Follow the month-long series on the zero-waste experience by students Katy Barnard and Yes de Jong. The two dived deeper into their research in light of their project for waste management and during April, they share their finds on this five-part blog series.

While at home routines have settled, Katy and Yes face a harder challenge: keep up with their zero-waste experiment while travelling abroad. This is week three.

Katy: I see waste everywhere I go.

I was very optimistic this week. I was on my way to Scotland to meet a friend and knew that wasteless traveling was going to be difficult. I remembered to pack in a few empty produce and grocery bags in addition to my trusty thermos and water bottle. But my starry-eyed hopes and dreams were immediately crushed once I arrived at the airport and went to get a tea before the flight. I asked for the hot water in my thermos and was then guided over to their selection of teas. There were only tea bags. The exact definition of a tea bag is: use me once and then throw me away. For a moment I debated drinking just hot water, but then I caved. This was just the beginning of a week of cheating.

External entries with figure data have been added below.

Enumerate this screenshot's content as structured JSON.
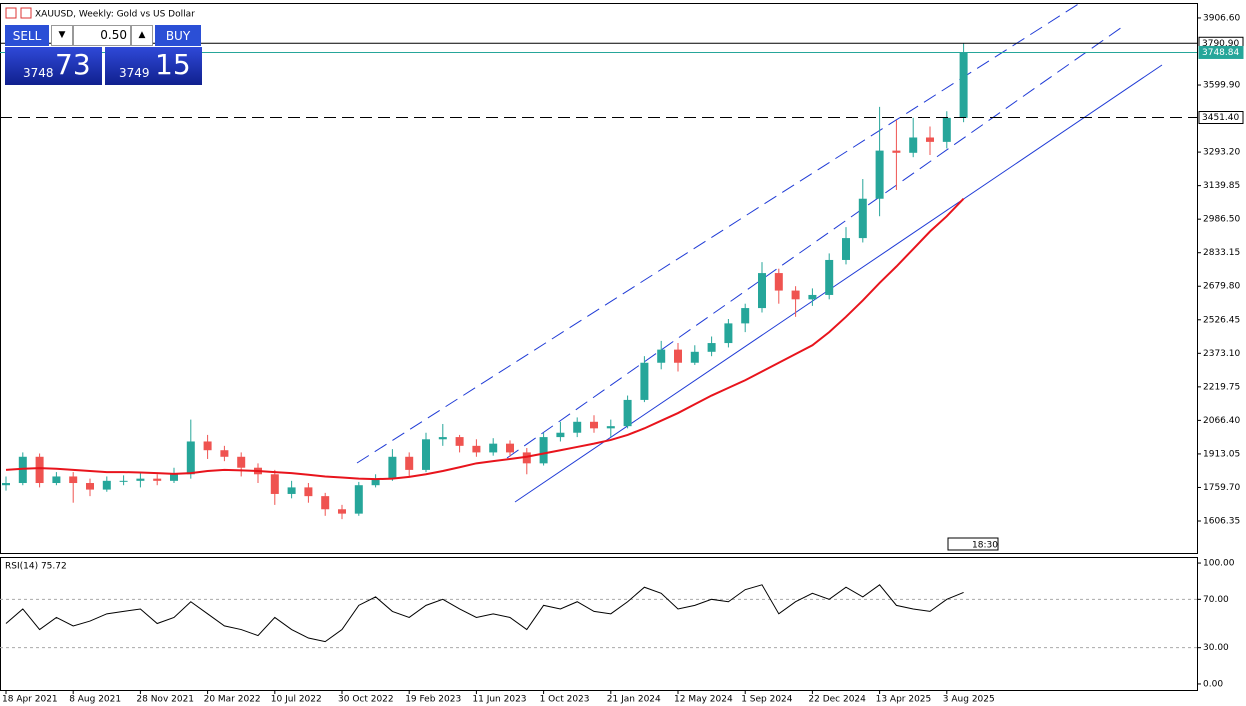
{
  "chart_data": [
    {
      "type": "candlestick",
      "title": "XAUUSD, Weekly:  Gold vs US Dollar",
      "categories": [
        "18 Apr 2021",
        null,
        null,
        null,
        "8 Aug 2021",
        null,
        null,
        null,
        "28 Nov 2021",
        null,
        null,
        null,
        "20 Mar 2022",
        null,
        null,
        null,
        "10 Jul 2022",
        null,
        null,
        null,
        "30 Oct 2022",
        null,
        null,
        null,
        "19 Feb 2023",
        null,
        null,
        null,
        "11 Jun 2023",
        null,
        null,
        null,
        "1 Oct 2023",
        null,
        null,
        null,
        "21 Jan 2024",
        null,
        null,
        null,
        "12 May 2024",
        null,
        null,
        null,
        "1 Sep 2024",
        null,
        null,
        null,
        "22 Dec 2024",
        null,
        null,
        null,
        "13 Apr 2025",
        null,
        null,
        null,
        "3 Aug 2025",
        null
      ],
      "open": [
        1770,
        1780,
        1900,
        1780,
        1810,
        1780,
        1750,
        1790,
        1790,
        1800,
        1790,
        1820,
        1970,
        1930,
        1900,
        1850,
        1820,
        1730,
        1760,
        1720,
        1660,
        1640,
        1770,
        1800,
        1900,
        1840,
        1980,
        1990,
        1950,
        1920,
        1960,
        1920,
        1870,
        1990,
        2010,
        2060,
        2030,
        2040,
        2160,
        2330,
        2390,
        2330,
        2380,
        2420,
        2510,
        2580,
        2740,
        2660,
        2620,
        2640,
        2800,
        2900,
        3080,
        3300,
        3290,
        3360,
        3340,
        3450
      ],
      "high": [
        1810,
        1920,
        1915,
        1830,
        1830,
        1800,
        1810,
        1815,
        1830,
        1820,
        1850,
        2070,
        2000,
        1950,
        1920,
        1870,
        1840,
        1790,
        1780,
        1735,
        1680,
        1785,
        1820,
        1935,
        1920,
        2010,
        2050,
        2000,
        1980,
        1985,
        1975,
        1940,
        2010,
        2060,
        2080,
        2090,
        2070,
        2180,
        2360,
        2430,
        2420,
        2410,
        2450,
        2530,
        2600,
        2790,
        2760,
        2680,
        2670,
        2830,
        2950,
        3170,
        3500,
        3440,
        3450,
        3410,
        3480,
        3790.9
      ],
      "low": [
        1745,
        1770,
        1760,
        1770,
        1690,
        1720,
        1740,
        1770,
        1760,
        1770,
        1780,
        1800,
        1890,
        1880,
        1810,
        1780,
        1680,
        1710,
        1690,
        1630,
        1615,
        1630,
        1760,
        1790,
        1810,
        1830,
        1950,
        1920,
        1900,
        1905,
        1900,
        1820,
        1860,
        1970,
        1990,
        2010,
        1990,
        2030,
        2150,
        2300,
        2290,
        2320,
        2360,
        2400,
        2470,
        2560,
        2600,
        2540,
        2590,
        2620,
        2780,
        2880,
        3000,
        3120,
        3270,
        3280,
        3310,
        3430
      ],
      "close": [
        1780,
        1900,
        1780,
        1810,
        1780,
        1750,
        1790,
        1790,
        1800,
        1790,
        1820,
        1970,
        1930,
        1900,
        1850,
        1820,
        1730,
        1760,
        1720,
        1660,
        1640,
        1770,
        1800,
        1900,
        1840,
        1980,
        1990,
        1950,
        1920,
        1960,
        1920,
        1870,
        1990,
        2010,
        2060,
        2030,
        2040,
        2160,
        2330,
        2390,
        2330,
        2380,
        2420,
        2510,
        2580,
        2740,
        2660,
        2620,
        2640,
        2800,
        2900,
        3080,
        3300,
        3290,
        3360,
        3340,
        3450,
        3748.84
      ],
      "up_color": "#26a69a",
      "down_color": "#ef5350",
      "overlays": [
        {
          "color": "#e8141c",
          "values": [
            1840,
            1845,
            1848,
            1845,
            1840,
            1835,
            1830,
            1830,
            1828,
            1825,
            1822,
            1825,
            1835,
            1840,
            1838,
            1835,
            1830,
            1825,
            1818,
            1810,
            1805,
            1800,
            1798,
            1800,
            1808,
            1820,
            1835,
            1852,
            1870,
            1880,
            1890,
            1900,
            1915,
            1930,
            1945,
            1960,
            1977,
            2000,
            2030,
            2065,
            2100,
            2140,
            2180,
            2215,
            2250,
            2290,
            2330,
            2370,
            2410,
            2470,
            2540,
            2615,
            2695,
            2770,
            2850,
            2930,
            3000,
            3080
          ]
        }
      ],
      "price_lines": [
        {
          "value": 3790.9,
          "label": "3790.90",
          "color": "#000000",
          "style": "solid"
        },
        {
          "value": 3748.84,
          "label": "3748.84",
          "color": "#26a69a",
          "style": "solid"
        },
        {
          "value": 3451.4,
          "label": "3451.40",
          "color": "#000000",
          "style": "dashed"
        }
      ],
      "ylim": [
        1460,
        3975
      ],
      "yticks": [
        {
          "value": 1606.35,
          "label": "1606.35"
        },
        {
          "value": 1759.7,
          "label": "1759.70"
        },
        {
          "value": 1913.05,
          "label": "1913.05"
        },
        {
          "value": 2066.4,
          "label": "2066.40"
        },
        {
          "value": 2219.75,
          "label": "2219.75"
        },
        {
          "value": 2373.1,
          "label": "2373.10"
        },
        {
          "value": 2526.45,
          "label": "2526.45"
        },
        {
          "value": 2679.8,
          "label": "2679.80"
        },
        {
          "value": 2833.15,
          "label": "2833.15"
        },
        {
          "value": 2986.5,
          "label": "2986.50"
        },
        {
          "value": 3139.85,
          "label": "3139.85"
        },
        {
          "value": 3293.2,
          "label": "3293.20"
        },
        {
          "value": 3599.9,
          "label": "3599.90"
        },
        {
          "value": 3906.6,
          "label": "3906.60"
        }
      ],
      "grid": false
    },
    {
      "type": "line",
      "title": "RSI(14) 75.72",
      "color": "#000000",
      "values": [
        50,
        62,
        45,
        55,
        48,
        52,
        58,
        60,
        62,
        50,
        55,
        68,
        58,
        48,
        45,
        40,
        55,
        45,
        38,
        35,
        45,
        65,
        72,
        60,
        55,
        65,
        70,
        62,
        55,
        58,
        55,
        45,
        65,
        62,
        68,
        60,
        58,
        68,
        80,
        75,
        62,
        65,
        70,
        68,
        78,
        82,
        58,
        68,
        75,
        70,
        80,
        72,
        82,
        65,
        62,
        60,
        70,
        75.72
      ],
      "ylim": [
        -5,
        105
      ],
      "yticks": [
        {
          "value": 0,
          "label": "0.00"
        },
        {
          "value": 30,
          "label": "30.00"
        },
        {
          "value": 70,
          "label": "70.00"
        },
        {
          "value": 100,
          "label": "100.00"
        }
      ],
      "levels": [
        30,
        70
      ]
    }
  ],
  "trade_panel": {
    "sell": "SELL",
    "lot": "0.50",
    "buy": "BUY",
    "bid_main": "3748",
    "bid_pips": "73",
    "ask_main": "3749",
    "ask_pips": "15"
  },
  "time_marker": "18:30"
}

I felt physical pain when I found a large potato chip bag filled with six individually packaged bags

Being zero waste becomes increasingly difficult when you are away from your familiar home. I bet there are some great bulk stores in Edinburgh, but finding them was not at the top of my list of things to do as a tourist. There was one small grocery store near where we were staying and, to be honest, it was the most plastic-filled grocery store I had ever seen. I think there were a total of two products sold unpackaged: bell peppers and apples. We bought them both. I felt physical pain when I found a large potato chip bag filled with six individually packaged bags!! Why not just sell one big bag full of chips? Or the small bags alone? I was infuriated by the wastefulness.

This week made me realize how observant and aware I had become of waste. I see it in everything. Not just the obvious things like plastic grocery bags, water bottles and coffee cups, but in the smaller items like produce stickers, twist ties, freshness seals and floss. I felt both prideful and paralized by this. After just three weeks, this experience has changed the way I view the world around me.

Yes: Needless to say, I had no successful 'wasteless' days here.

This past week, I travelled to Morocco. That challenged my zero waste lifestyle to the absolute fullest. This country does not support drinking tap water and restaurants hardly serve any drinks in glass - it’s all served in plastic bottles. Thankfully, I found a lot of napkins made out of fabric, which was a nice surprise to me.

Morocco showed me another relation to waste. All in all, it was a humbling experience. According to religious beliefs of Islamic culture, food should never be thrown away but given back to the earth, which makes street litter only worse and worse. There were people cleaning the streets day and night. However, I never saw any trash cans in the streets, apart from the big ones restaurants use.

People in Morocco simply can’t afford to waste whatever they can get.

Hiking up in the mountains of the Atlas, small hiking paths were littered with plastic bottles and packaging everywhere I looked.

But on the other hand, I witnessed a variety of great examples such as shops that sold second-hand bikes, motors and tools; And a lot of machines are repaired on the spot. Perhaps due to their humble economic condition, people in Morocco simply can’t afford to waste whatever they can get.

On the plane back, I started fantasizing about my future meal. Back home, I had ordered ingredients to make beeswax wraps as all wraps I had seen in the store had super feminine designs with pink flowers and cute animals. Before leaving, I had been in a rage because the package that contained the beeswax was three times bigger than it needed to be and filled with plastic rubbish. However, I had enough to make at least 20, so I won’t be using any plastic cling foil soon.



Note: For this experience, Yes and Katy have set out strict ground-rules: use of own reusable containers as much as possible; no plastic packaging at all (if you have to, must reuse twice); glass is allowed and preferred; cans are allowed if glass is not available; paper packaging is tolerated but preferably not. The no-waste month took place pre-quarantine times, in February.